Im Laufe der Zeit wurde die Zugfolge aber dichter, so daß Sicherungsmaßnahmen ergriffen werden mußten. Da damals optische Telegraphen zur Nachrichtenübermittlung populär waren, kam dieses Mittel auch für die deutschen Eisenbahnen in Frage. So wurde durch die Eisenbahnverwaltungen unterschiedliche Kombinationen aus ein - und zweiflügeligen Signalen sowie Teilweise mittels Körben (Korbsignal) zur Zugsignalisierung eingeführt. In Bayern waren zunächst zweiflügelige optische Telegraphen betrieben. Diese standen in jedem Bahnhof in einiger Entfernung links und rechts vom Bahnhofsgebäude. Das waren die sogenannten Bahnhofs-Abschlußtelegraphen. Auf der Strecke gab es die Strecken-Telegraphen. Die Farbgebung war ein rot-weißer Mast (von unten nach oben jeweils hälftig) mit rot-weißen Telegraphenarmen. Die Telegraphenarme des Bahnhofs-Abschlußtelegraphen waren außen rot und innen weiß. Die des Strecken-Telegraphen außen weiß und innen rot (diesen Unterschied läßt zumindest das Studium der farbigen Gemälde Karl Herrles vermuten).
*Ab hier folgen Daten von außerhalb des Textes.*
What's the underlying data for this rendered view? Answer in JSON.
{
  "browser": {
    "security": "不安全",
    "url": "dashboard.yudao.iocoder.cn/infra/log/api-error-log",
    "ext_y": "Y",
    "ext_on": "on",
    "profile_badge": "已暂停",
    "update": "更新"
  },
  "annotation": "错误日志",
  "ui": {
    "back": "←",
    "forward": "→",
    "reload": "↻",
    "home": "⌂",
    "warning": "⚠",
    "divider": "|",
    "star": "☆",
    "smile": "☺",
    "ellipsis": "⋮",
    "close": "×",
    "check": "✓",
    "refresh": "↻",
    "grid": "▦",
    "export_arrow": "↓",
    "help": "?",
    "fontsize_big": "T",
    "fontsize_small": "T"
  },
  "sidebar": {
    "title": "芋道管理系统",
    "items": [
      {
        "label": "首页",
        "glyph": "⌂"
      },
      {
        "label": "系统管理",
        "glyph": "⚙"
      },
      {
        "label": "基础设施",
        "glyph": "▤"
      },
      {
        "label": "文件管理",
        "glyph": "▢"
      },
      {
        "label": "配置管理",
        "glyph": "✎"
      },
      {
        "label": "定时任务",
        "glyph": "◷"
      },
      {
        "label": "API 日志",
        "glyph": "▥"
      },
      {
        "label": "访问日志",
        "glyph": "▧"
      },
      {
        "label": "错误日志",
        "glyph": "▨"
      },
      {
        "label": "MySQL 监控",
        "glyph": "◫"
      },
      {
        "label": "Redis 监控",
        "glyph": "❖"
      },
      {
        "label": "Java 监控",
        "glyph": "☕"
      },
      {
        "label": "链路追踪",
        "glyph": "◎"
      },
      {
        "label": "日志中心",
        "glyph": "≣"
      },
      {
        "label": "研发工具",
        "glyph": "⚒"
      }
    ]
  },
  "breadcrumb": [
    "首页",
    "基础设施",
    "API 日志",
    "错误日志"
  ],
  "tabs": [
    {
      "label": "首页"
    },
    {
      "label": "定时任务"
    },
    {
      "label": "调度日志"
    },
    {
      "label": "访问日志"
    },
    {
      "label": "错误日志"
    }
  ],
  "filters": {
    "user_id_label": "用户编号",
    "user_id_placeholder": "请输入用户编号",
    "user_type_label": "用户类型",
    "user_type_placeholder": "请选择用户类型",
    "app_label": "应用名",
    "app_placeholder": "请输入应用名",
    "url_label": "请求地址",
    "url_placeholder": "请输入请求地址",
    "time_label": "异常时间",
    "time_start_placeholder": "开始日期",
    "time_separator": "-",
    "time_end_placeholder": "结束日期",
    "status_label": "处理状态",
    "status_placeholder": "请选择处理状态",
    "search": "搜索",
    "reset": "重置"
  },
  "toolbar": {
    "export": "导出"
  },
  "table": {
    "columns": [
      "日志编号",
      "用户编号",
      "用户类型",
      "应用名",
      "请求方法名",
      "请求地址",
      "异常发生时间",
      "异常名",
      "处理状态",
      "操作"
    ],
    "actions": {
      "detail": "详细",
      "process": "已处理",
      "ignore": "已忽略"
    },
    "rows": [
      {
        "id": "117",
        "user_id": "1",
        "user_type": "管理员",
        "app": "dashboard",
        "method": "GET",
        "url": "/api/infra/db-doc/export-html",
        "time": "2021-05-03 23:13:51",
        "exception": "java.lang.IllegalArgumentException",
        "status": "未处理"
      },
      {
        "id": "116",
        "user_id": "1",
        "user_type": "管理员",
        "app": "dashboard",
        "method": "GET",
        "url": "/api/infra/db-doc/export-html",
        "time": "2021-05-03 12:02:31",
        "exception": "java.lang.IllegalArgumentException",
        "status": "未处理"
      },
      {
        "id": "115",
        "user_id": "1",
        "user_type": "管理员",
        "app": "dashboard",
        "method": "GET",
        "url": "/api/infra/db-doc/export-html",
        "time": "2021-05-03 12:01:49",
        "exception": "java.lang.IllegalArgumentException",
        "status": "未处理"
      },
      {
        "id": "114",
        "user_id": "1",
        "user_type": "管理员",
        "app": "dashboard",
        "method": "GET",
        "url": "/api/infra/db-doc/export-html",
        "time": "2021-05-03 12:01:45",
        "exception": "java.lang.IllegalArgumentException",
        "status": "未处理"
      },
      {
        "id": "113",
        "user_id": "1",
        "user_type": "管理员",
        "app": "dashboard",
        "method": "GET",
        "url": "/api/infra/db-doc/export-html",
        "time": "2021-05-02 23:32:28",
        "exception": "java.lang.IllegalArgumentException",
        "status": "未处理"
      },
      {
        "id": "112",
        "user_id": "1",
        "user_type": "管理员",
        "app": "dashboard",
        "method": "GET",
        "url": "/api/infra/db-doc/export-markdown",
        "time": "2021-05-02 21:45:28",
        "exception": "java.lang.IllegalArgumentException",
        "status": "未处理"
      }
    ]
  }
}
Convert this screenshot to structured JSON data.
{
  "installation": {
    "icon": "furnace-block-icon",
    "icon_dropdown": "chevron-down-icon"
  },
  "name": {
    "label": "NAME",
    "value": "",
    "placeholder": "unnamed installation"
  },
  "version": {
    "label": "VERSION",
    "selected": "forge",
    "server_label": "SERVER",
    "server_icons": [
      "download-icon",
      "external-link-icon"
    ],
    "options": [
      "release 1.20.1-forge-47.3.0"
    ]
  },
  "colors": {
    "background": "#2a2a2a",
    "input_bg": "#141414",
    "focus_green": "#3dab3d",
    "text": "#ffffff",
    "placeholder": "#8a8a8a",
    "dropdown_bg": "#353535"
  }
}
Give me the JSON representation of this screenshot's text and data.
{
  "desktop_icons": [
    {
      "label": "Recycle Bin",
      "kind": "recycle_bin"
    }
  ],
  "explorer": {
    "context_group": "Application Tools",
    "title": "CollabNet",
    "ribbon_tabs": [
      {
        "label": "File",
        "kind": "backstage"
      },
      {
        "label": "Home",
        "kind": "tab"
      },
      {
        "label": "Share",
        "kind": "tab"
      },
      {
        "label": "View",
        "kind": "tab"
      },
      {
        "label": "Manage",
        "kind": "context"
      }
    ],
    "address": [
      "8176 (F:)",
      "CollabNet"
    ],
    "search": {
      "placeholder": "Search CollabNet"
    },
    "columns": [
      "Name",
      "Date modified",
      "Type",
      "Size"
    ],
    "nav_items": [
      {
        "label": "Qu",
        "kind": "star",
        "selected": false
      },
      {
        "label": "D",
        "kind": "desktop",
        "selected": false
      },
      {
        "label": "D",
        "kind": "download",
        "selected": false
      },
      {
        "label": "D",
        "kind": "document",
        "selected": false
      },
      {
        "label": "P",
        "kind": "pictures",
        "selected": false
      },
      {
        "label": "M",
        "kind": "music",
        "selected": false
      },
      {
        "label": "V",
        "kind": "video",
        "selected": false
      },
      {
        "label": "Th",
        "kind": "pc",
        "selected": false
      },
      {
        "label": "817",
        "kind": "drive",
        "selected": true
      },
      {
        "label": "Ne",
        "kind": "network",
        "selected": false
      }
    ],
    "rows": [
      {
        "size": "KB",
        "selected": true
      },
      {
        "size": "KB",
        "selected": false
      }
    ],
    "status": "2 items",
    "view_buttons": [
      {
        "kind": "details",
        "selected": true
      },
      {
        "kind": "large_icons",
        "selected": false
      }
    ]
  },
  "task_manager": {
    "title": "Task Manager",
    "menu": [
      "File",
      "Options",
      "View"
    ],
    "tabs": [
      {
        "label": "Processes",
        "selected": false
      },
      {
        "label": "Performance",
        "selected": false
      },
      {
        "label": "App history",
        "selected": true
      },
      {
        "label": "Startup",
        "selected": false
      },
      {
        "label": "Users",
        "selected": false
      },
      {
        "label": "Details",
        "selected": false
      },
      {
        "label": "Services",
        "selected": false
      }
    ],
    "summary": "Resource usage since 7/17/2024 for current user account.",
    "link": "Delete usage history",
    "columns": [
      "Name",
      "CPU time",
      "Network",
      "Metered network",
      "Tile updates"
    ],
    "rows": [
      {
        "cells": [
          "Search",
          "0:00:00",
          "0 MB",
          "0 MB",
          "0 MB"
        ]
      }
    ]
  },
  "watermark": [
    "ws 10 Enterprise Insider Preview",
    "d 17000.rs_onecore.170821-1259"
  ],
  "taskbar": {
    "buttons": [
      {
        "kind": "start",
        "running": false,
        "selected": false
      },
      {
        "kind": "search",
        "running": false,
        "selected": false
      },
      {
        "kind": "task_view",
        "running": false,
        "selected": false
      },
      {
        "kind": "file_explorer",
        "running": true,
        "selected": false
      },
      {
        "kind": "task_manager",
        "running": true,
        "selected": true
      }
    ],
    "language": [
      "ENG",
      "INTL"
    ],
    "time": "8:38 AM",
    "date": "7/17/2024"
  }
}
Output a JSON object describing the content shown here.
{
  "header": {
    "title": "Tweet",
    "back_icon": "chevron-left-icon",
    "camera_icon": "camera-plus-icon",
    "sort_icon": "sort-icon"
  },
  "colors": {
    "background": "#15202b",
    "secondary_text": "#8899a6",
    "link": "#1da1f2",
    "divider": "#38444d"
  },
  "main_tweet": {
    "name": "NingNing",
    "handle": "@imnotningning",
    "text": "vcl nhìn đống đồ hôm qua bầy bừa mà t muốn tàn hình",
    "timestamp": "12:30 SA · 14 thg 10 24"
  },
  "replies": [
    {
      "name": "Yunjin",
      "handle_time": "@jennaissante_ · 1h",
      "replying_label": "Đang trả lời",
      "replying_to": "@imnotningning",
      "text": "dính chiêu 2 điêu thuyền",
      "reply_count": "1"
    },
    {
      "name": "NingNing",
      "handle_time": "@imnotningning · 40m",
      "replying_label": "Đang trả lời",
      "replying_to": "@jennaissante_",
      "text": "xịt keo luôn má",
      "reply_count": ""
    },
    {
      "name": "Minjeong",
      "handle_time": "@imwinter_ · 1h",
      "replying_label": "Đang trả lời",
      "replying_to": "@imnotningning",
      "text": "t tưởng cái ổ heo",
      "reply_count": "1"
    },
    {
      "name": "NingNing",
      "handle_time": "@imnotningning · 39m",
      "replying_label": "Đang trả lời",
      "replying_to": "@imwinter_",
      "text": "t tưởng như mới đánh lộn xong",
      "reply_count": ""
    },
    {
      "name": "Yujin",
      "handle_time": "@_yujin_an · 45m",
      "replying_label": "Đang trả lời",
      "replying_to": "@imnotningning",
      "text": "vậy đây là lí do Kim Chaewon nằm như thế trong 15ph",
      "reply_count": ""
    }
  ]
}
Neben den Signalen des optischen Telegraphen gab es aber noch andere für die Betriebsführung nötige Signale
Handsignale des Bahnhofs-Betriebspersonals
Akustische Signale des Bahnhofs-Betriebspersonals
Signale am Zug
Signale der Lok
Wie man sich denken kann, haben optische Telegraphen bei schlechtem Wetter starke Nachteile. So konnte schon bald eine Verbesserung genutzt werden, der Treutler'sche optische Telegraph. Er hatte reflektierende Arme, die durch eine Lampe angeleuchtet wurden. Damit konnte auch bei Nebel ein eindeutiges Signal erkannt werden.
Da
ich zu diesem Thema nur dürftige Informationen finden konnte,
sind die folgenden Sequenzen nicht 100% sicher. Aber ich denke, es
hat sich wie folgt abgespielt:
Die Situation : links steht der Bahnhof Links-Gmünd, in der Mitte Mittel-München und rechts Rechts-Schwaben.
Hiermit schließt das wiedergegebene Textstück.